Arthur de Gobineau, Count de Gobineau (French: [ɡɔbino]; Joseph Arthur de Gobineau; 14 July 1816 – 13 October 1882) was a French writer and diplomat who is best known for helping introduce scientific race theory and "racial demography", and for developing the theory of the Aryan master race and Nordicism. He was an elitist who, in the immediate aftermath of the Revolutions of 1848, wrote An Essay on the Inequality of the Human Races. In it he argued that aristocrats were superior to commoners and that aristocrats possessed more Aryan genetic traits because of less interbreeding with inferior races.

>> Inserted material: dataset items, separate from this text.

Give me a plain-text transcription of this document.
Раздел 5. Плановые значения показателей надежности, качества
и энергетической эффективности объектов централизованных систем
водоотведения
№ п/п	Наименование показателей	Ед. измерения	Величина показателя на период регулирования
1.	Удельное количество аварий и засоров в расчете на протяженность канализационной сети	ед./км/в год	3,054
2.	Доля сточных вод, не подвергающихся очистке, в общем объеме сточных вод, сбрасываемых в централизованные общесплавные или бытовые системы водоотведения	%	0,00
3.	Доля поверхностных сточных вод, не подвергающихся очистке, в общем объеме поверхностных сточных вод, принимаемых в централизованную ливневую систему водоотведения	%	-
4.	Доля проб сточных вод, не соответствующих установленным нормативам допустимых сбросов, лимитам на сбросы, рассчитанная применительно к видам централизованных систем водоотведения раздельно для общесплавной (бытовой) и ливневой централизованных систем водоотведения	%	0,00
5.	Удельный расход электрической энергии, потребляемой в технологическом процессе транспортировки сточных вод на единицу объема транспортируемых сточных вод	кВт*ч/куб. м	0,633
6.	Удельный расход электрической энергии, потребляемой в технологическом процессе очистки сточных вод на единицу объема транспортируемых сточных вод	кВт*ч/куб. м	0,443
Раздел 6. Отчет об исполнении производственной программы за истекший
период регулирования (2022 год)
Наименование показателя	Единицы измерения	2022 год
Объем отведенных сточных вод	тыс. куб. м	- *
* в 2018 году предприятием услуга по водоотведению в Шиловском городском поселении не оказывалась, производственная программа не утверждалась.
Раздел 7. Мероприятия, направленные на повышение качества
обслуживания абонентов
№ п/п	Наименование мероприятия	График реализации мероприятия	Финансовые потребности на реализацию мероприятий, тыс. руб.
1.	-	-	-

Gobineau was born to an aristocratic family of counts under the Ancien Régime. He was ideologically a Legitimist who supported royalist rule by the House of Bourbon and opposed the French Revolution, democracy, and rule by the House of Orléans which came to power after the 1830 July Revolution. He began his diplomatic career in the late 1840s, and beginning in 1861, variously served as minister to Persia, Brazil, Greece, and Sweden. As a writer, Gobineau authored novels and short stories, as well as non-fiction travel writings, polemical essays and other philological and anthropological works, including his Essai. His Essai is widely discredited as pseudoscience by modern scholarship. Gobineau himself never had any qualifications in anthropology.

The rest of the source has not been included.